Maison d'André Bloc, Meudon, 1951-1953

Etude pour une composition murale

This series of pastel drawings on paper is the result of a study for the creation of wall frescoes, which were never produced, for André Bloc’s house in Meudon, a veritable laboratory of experimentation on the synthesis of the arts. Situated between pictorial works and the arts applied to architecture, these drawings question the representation of space through the intrication of straight or spirally-structured lines, of curved or angular forms, of lines and volumes, solids and voids. Their color range illustrates the artist’s interest in architectural polychrome, developed in different articles of Art d’Aujourd’hui.

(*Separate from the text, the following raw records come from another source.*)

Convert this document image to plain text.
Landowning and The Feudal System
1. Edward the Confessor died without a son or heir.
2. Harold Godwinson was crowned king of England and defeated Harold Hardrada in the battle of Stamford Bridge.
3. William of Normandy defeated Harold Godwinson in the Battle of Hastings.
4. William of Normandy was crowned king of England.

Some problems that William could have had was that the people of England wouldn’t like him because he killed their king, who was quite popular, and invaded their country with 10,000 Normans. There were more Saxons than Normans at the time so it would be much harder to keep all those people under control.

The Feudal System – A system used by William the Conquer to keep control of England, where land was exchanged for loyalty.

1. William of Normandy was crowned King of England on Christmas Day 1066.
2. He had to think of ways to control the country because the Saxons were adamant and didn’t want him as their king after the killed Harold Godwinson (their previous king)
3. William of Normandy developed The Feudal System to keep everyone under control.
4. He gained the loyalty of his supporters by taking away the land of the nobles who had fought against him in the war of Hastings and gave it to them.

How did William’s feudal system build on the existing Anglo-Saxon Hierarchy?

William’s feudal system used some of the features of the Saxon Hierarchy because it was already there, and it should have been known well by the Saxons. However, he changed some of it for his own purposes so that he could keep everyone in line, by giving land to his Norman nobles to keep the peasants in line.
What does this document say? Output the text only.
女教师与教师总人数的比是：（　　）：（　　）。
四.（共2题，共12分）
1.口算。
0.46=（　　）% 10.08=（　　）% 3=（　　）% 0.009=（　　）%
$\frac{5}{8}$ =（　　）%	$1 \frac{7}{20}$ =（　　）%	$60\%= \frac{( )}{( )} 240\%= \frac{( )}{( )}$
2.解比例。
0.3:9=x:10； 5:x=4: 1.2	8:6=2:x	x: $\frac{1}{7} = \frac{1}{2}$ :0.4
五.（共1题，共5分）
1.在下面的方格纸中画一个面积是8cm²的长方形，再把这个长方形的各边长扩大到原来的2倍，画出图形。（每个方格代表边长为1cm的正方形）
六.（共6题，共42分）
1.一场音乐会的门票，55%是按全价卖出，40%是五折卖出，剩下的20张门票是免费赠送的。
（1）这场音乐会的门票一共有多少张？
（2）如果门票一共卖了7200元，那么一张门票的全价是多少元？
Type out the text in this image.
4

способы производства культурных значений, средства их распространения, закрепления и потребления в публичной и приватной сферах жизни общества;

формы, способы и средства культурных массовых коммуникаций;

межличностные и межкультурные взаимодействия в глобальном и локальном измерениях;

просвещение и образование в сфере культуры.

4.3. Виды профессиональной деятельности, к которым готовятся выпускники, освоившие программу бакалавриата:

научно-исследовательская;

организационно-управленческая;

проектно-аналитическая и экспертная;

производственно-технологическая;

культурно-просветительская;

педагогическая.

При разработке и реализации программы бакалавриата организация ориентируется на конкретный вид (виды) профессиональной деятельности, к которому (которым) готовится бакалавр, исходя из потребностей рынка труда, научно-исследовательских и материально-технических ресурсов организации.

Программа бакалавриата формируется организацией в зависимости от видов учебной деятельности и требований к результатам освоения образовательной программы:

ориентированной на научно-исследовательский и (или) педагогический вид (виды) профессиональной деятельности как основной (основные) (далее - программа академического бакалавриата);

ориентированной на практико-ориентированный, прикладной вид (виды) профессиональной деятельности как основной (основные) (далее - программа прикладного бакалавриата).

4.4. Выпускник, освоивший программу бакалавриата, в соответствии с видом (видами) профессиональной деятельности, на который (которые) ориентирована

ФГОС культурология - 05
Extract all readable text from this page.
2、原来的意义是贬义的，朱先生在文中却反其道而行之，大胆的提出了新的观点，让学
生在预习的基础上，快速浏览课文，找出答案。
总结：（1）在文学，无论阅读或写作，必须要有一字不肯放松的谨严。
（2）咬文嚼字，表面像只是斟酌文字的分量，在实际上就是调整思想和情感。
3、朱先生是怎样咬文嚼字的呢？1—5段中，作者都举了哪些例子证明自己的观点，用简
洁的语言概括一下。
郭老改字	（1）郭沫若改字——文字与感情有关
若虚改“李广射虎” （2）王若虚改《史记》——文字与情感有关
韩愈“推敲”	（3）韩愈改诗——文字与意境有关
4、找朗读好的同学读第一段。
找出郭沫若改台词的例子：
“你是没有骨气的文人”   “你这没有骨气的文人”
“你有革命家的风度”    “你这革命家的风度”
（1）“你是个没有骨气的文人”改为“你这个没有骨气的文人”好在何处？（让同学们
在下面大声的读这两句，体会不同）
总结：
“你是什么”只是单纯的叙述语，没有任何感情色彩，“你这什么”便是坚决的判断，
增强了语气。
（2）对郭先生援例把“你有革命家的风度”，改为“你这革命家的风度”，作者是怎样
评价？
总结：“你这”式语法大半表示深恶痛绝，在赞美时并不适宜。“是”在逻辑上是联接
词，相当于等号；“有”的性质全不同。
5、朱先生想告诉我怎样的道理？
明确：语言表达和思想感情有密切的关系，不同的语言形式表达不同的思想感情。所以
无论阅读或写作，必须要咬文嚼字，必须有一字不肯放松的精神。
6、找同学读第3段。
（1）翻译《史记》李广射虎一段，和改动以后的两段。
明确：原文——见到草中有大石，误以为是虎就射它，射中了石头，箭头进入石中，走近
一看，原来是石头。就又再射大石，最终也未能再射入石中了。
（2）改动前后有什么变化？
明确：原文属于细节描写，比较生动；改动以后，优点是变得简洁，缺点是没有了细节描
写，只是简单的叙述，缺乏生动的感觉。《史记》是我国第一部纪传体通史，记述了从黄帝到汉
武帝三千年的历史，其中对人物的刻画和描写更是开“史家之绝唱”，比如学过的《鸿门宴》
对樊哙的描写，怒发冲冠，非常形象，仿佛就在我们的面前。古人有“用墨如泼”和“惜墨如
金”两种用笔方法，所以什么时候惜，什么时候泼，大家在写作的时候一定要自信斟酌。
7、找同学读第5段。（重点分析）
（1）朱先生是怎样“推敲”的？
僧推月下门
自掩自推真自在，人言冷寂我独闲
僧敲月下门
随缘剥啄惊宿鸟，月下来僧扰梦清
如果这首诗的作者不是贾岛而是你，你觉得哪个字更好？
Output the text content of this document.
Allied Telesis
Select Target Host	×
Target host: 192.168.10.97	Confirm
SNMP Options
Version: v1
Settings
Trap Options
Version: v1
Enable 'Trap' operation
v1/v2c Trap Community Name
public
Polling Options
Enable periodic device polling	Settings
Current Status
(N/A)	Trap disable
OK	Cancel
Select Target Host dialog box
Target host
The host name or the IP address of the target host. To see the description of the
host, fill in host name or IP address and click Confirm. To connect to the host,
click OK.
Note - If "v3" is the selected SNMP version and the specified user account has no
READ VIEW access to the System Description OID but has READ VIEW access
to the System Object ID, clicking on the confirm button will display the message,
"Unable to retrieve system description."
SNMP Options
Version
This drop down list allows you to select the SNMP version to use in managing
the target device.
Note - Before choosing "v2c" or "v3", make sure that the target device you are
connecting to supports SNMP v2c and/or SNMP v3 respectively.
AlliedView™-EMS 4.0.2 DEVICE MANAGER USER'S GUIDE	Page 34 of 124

Carried out during the early years of the magazine and of the Espace group, this study reveals André Bloc’s closeness at the time with the advocates of geometric abstraction: most of the abstract artists of the Salon des Réalités Nouvelles, organized by Felix Del Marle, joined the Espace group and the editorial secretary of Art d’Aujourd’hui was none other than Edgar Pillet, co-founder with Jean Dewasne of the Atelier d’Art Abstrait. But beyond that, the freeness with line and the richness of the vocabulary used here attest to the particularly creative friction, in the artist’s work, between geometric neoplasticism from Van Doesburg and the free abstraction then emerging in Paris and New York.